Postzegels en Briefkaarten verkooppunt. Daarnaast staat een heilsoldaat bij de kerstpot voor inzameling t.b.v. het Kerstfeest der Armen van het Leger des Heils. Beursplein, december 1930. Vervaardiger Vereenigde Fotobureaux N.V. , Collectie Stadsarchief Amsterdam: foto’s, Afbeeldingsbestand OSIM00007001210 .

Kerstpotten

Traditioneel zet het Leger des Heils op verschillende plekken in de stad kerstpotten neer, waarin gulle gaven kunnen worden gedeponeerd. De opbrengst gaat onder andere naar de kerstconcerten die het Heilsleger elk jaar geeft. 25 december 1929 is het weer zo ver. De Grote Zaal van het Concertgebouw zit vol met dreumesen uit de arme buurten van Amsterdam. Om de feestvreugde te verhogen dragen ze rode mutsjes. ‘Men zag de lichtjes van den vijf meter hoogen Kerstboom reflecteren in tweeduizend paar kinderoogen’, schrijft De Telegraaf. En dan worden de cadeau’s uitgedeeld. Blokkendozen en kinderwagens worden in dankbaarheid aanvaard. Sommige kinderen wachten met uitpakken tot ze weer thuis zijn, voor andere kinderen duurt dat te lang en ter plekke wordt het pakpapier er af gescheurd.

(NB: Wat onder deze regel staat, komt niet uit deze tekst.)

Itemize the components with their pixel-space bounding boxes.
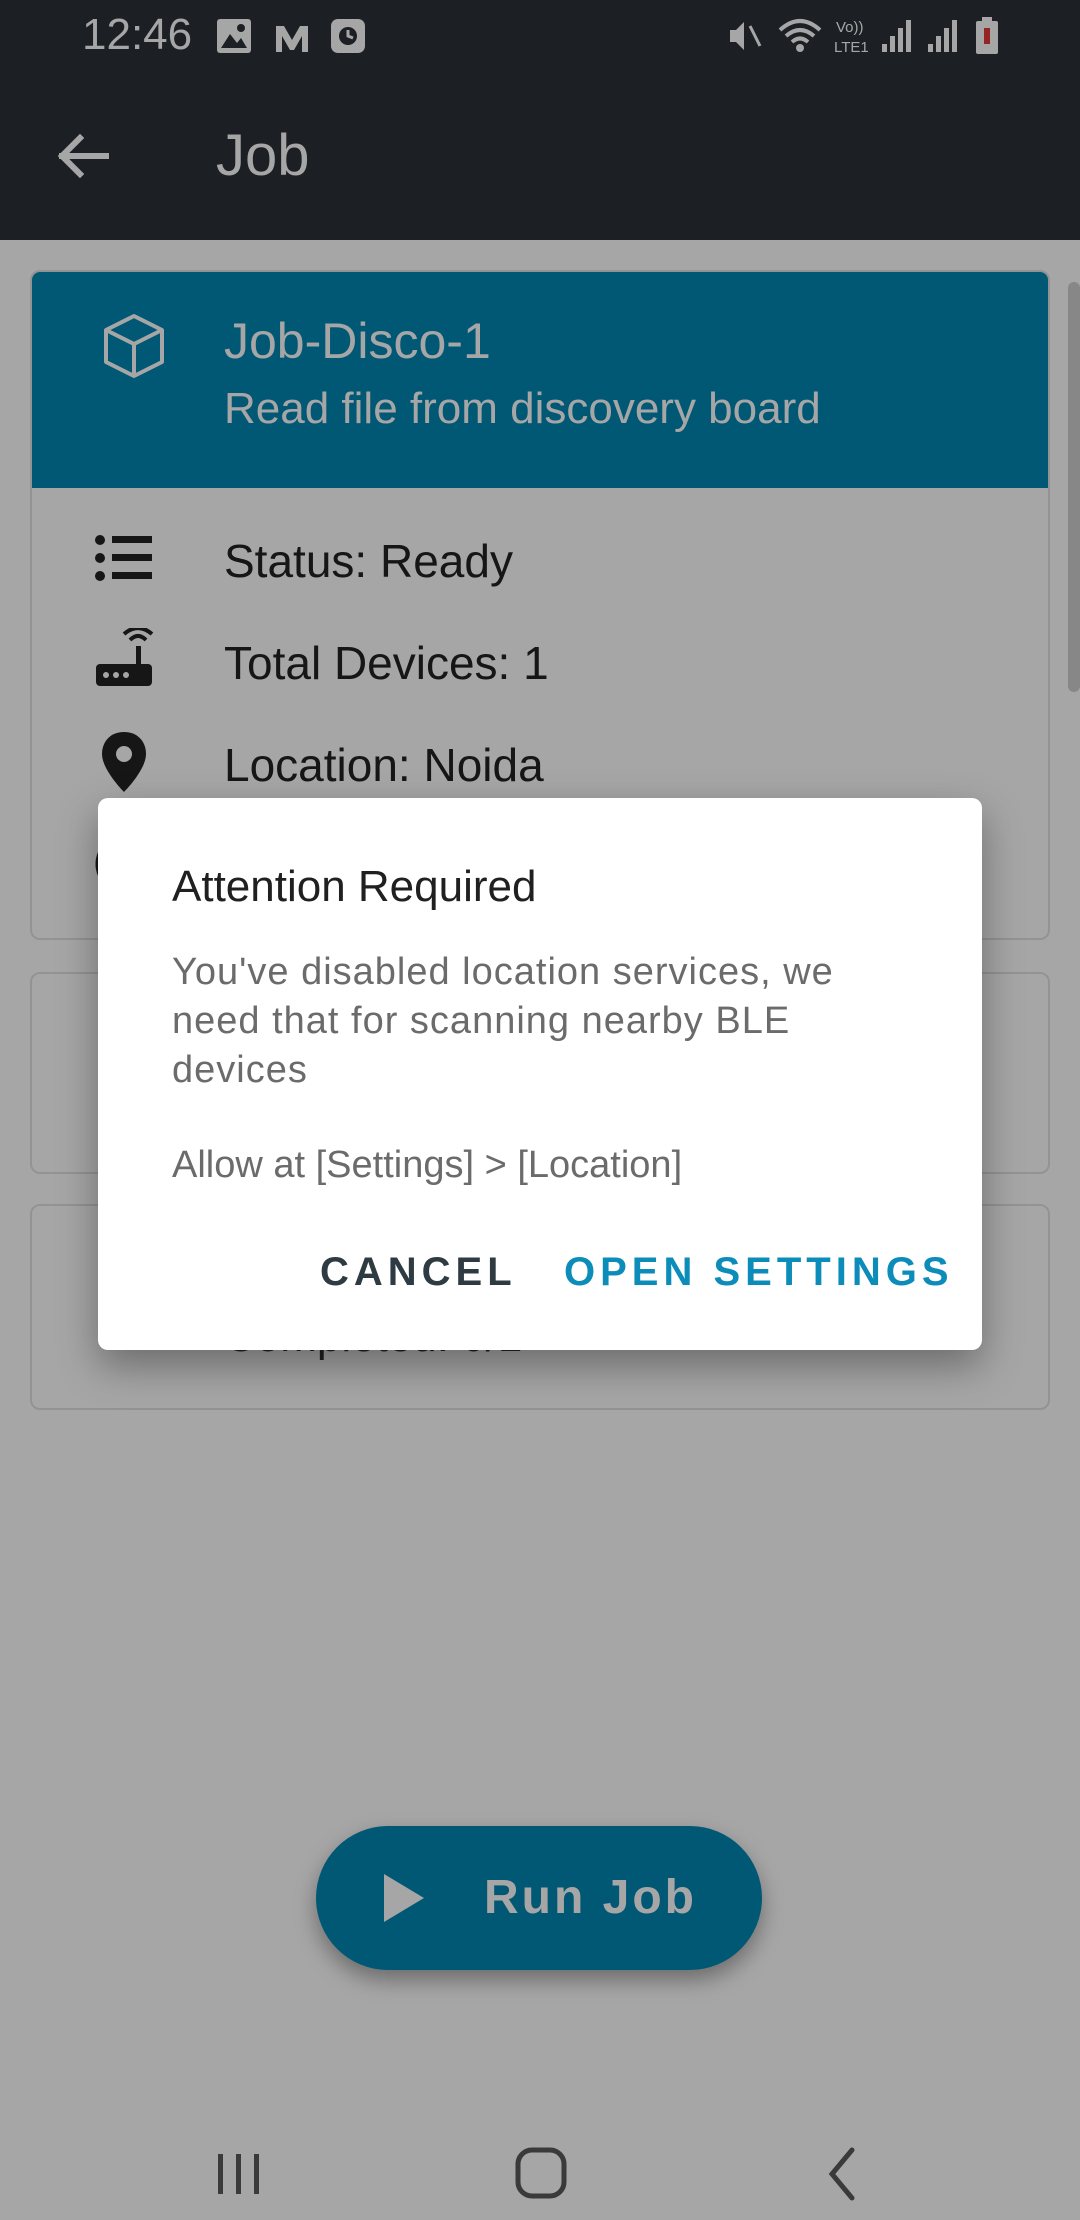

Kerst-uideling aan de jeugd in het Concertgebouw, Leger des Heils, 24 december 1937, Vervaardiger Vereenigde Fotobureaux N.V., Collectie Stadsarchief Amsterdam: foto’s, Afbeeldingsbestand OSIM00007000390

Kerstuitdeeling

Rond kerst 1939 houdt het Zaanse Leger des Heils haar jaarlijkse ‘Kerstuitdeeling’, die vooraf wordt gegaan door een liturgische dienst, kerstliederen en een boeiend kerstverhaal. De Zaandamsche Zangbrigade en de Jongeliedenzang brengen enkele liederen ten gehore. De Kerstviering wordt door 150 mensen bijgewoond, die op chocolade en koek worden getracteerd. Dankbaar gaan ze met een Kerstpakket weer op huis aan. Al met al was het een heerlijke avond, zo sluit de krant het verslag af.

Kerststol, 2020. Beeld: Judith van Amelsvoort.

Weihnachtsstolle

Hoe de Duitse kerststol in Nederland verzeild is geraakt, lezen we in De Telegraaf van 24 december 1929. Het begint allemaal zo rond 1880 met een Duitse bakker in de Amsterdamse St. Jansstraat, die met Kerstmis graag de kersttraditie van zijn Heimat hoog wil houden. Daarom bakt hij de dag vòòr kerst een smakelijke Weihnachtsstolle, die zo mooi is uitgevallen, dat hij hem in de uitstalkast plaatst.

Niet om te verkopen, maar omdat hij trots is dat zijn kerstgebak zo goed gelukt is. Dat is natuurlijk vragen om moeilijkheden. Een passerende landgenoot ziet de Stolle, stapt de winkel in en vraagt of het kerstgebak te koop is. Niet dus, maar de oudste dochter haalt haar vader over om de lekkernij te verkopen en voor zijn familie maar een nieuwe te bakken. Het zal geen verbazing wekken dat de bakker  de volgende kerst een heleboel Weihnachtsstollen volgens Saksisch recept gaat bakken, die vervolgens grif van de hand gaan. En zo komt het dus dat de kerststol de aloude kerstkoek van zijn plaats stoot. Zo slecht zal die trouwens niet gesmaakt hebben, want de duivekater bevatte pruimen, rozijnen en sucade, met een laagje van wit poedersuiker er overheen gestrooid.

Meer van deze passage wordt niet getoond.